Any training program is a balance between the minimum that a learner needs to know to operate effectively and the time available for training. A full one year master’s program will obviously cover much more ground than an eight week part-time program. Initial training does not have to be perfect and satisfy all requirements, because I see professional development as a continuous process throughout one’s career. I will concentrate here on what I consider the minimum that an instructor needs to know to teach effectively in post-secondary education (assuming that they already have a good knowledge base in the subject area):

  • epistemology
  • the biological basis of learning
  • learning theories (linked to epistemology)
  • the design of teaching 
  • learning technologies 
  • project work

All programs would be available online, or face-to-face, or in a blended mode. There would be at least one institution in every state or province licensed to offer the program, and the program would be nationally recognised and a condition of employment as an instructor in post-secondary education.

So, would teacher training help instructors and professors in teaching?

If we watch some of the above videos on Youtube or University sites, you would find that videos lectures are still the sole means of “delivering the content”, the traditional “transmission of content knowledge”, the production line approach towards dissemination of knowledge.  Most of such lectures would not require any interaction with or amongst the students, though there might be some questions and discussions happening in other tutorials sessions.  May be that is the limitations of having Open Course Ware that has been designed with the classroom teaching as the teaching media, this time happening over a virtual space or video platform.

“For instance, what was the main goal (in general) for technology in teaching in our 11 case studies? To enhance the quality of classroom teaching. What data do we have that (a) classroom teaching is meeting the learning outcomes desired (b) that the introduction of technology will – or has – improved learning outcomes? We have no data – yet we continue to pour millions of dollars into lecture capture, clickers, multiple screens, projectors, lecture consoles, whiteboards, you name it, without any data whatsoever as to its likely impact on learning outcomes. In fact, we don’t even know what we are spending on technology for teaching as it’s all buried in other budgets.”

There has been many student surveys conducted based on the classroom teaching, and the results always indicated that, yes some teachers are great in explaining concepts with plenty of live examples, but the problems all could relate to a “boring content”, irrelevant topics or a lack of interaction with such traditional “lecturing method”.

What may be an alternative approach to teaching?

So, as a teacher, one could be a filter, a curator, a mentor and a node in the networks (of learners and other instructors or teachers), apart from the role of an expert in the subject discipline. 
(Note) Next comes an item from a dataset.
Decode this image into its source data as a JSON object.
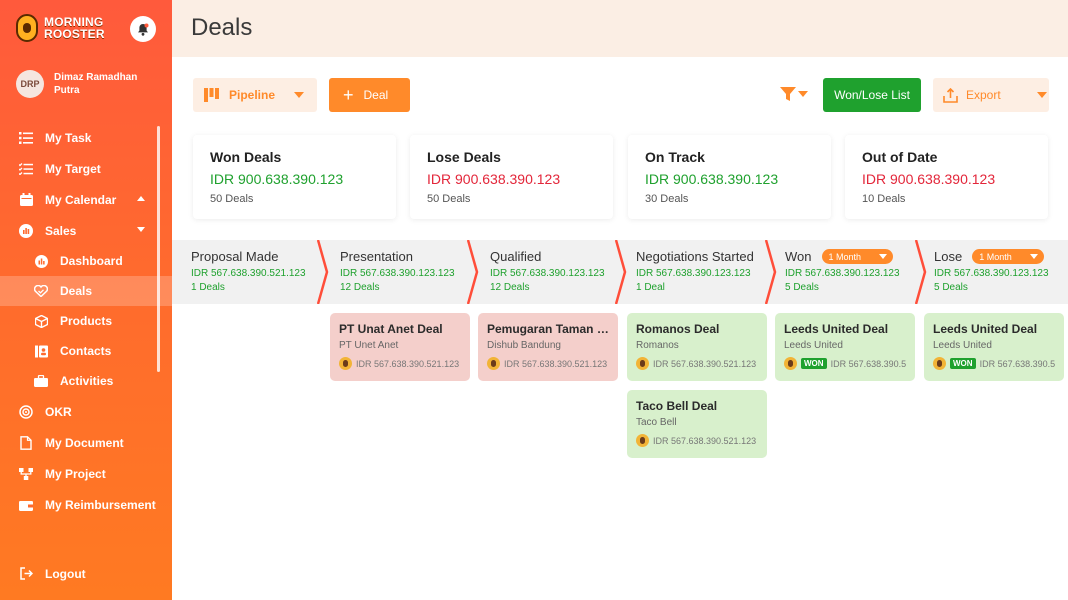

It’s not the content that would add value to the teaching process, as one could always find better contents available in some of best university OPEN COURSE WARE sites – filled with videos, podcasts, and artifacts (articles, research papers and slides etc.) 

To teach or not to teach? That may be a crucial question for any teachers in Higher Education.

It is the “teaching and learning” or facilitation process that would enhance teaching, which would in turn inspire the learners in their way finding and sense-making, with self-directed learning as part of their learning goals in their quest for life-long learning.

  1. What do you think would be the important ingredients in teacher training in Higher Education?
  2. What is your view on online classroom teaching?
  3. How would technology enhance teaching and learning in Higher Education?